Edenkoben Gewässerbett des Triefenbachs soll aufgewertet werden
Der in West-Ostrichtung fließende Triefenbach verlief bisher in einem gradlinigen, befestigten Kastenprofil. Auf der Süd- und Nordseite wurde der Bach im Zuge der Renaturierungsmaßnahme von Stützmauern begrenzt, sowohl durch die parallel verlaufende Anliegerstraße als auch durch höher liegende angrenzende Grundstücke. Das teilt die Verbandsgemeinde-Verwaltung mit.
Die Stützmauern auf der Nordseite wurden abgebaut, der Uferbereich abgeflacht. Das Gewässerbett wird nun aufgewertet, in dem Sohlsubstrat, Röhrichtwalzen und Störsteine eingebracht werden. Zudem sollen es auf beiden Uferseiten Sitzmöglichkeiten geben, die zum Aufenthalt am Gewässer einladen sollen. Noch bis Februar ist die Straße Am Bachweg aus diesen Gründen teilweise nur zu Fuß erreichbar.
Fortsetzung von Arbeiten aus den 90ern
Verbandsbürgermeister Daniel Salm (FWG) erinnert daran, dass die Arbeiten eine Fortsetzung darstellen.
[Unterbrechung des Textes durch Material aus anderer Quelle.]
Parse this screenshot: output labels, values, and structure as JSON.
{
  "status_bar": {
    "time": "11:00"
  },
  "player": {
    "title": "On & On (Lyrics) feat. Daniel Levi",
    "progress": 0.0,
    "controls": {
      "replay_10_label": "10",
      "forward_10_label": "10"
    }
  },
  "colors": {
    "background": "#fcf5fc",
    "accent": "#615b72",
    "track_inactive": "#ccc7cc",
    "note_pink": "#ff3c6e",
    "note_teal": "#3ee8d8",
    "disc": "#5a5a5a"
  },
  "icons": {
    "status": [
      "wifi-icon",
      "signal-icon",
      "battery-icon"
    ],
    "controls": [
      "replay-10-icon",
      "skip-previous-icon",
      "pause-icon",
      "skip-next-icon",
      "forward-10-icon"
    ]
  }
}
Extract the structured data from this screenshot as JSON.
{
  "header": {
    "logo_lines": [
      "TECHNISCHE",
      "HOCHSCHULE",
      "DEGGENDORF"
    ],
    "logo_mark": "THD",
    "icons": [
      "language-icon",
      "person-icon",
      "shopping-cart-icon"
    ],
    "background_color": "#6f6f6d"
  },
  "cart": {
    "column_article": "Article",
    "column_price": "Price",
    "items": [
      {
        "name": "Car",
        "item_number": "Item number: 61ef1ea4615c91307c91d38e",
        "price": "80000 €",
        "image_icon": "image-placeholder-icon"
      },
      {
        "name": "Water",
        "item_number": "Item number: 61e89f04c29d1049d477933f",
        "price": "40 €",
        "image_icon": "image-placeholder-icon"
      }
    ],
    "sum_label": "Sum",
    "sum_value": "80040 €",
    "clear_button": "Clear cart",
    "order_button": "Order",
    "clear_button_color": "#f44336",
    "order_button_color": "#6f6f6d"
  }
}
Der Triefenbach wurde bereits im Februar 1993 im Bereich des VG-Gebäudes auf 130 Metern naturnah gestaltet. Stadtbürgermeister Ludwig Lintz (CDU) freut sich: „Mit dieser Maßnahme bringen wir wieder mehr Grün in die Stadt. Ein Wunsch des Stadtrates wird somit umgesetzt.“ Ideengeber und Projektleiter Bernhard Bäcker erklärt: „Mit der Umgestaltung des Triefenbachs wird die Strukturgüte sowie die ökologische und hydraulische Leistungsfähigkeit des Gewässers in diesem Bereich maßgeblich verbessert.“
Je nach Witterung und Lieferung der Baustoffe wird im Frühjahr mit der Fertigstellung der Arbeiten gerechnet. Die Kosten sind mit 400.000 Euro veranschlagt und werden von öffentlicher und privater Hand übernommen. Ein Landeszuschuss wird über die Aktion Blau Plus in Höhe von 214.000 Euro fließen. Die Bauleitung liegt in Händen von Landschaftsplaner Kurt Garrecht aus Herxheim.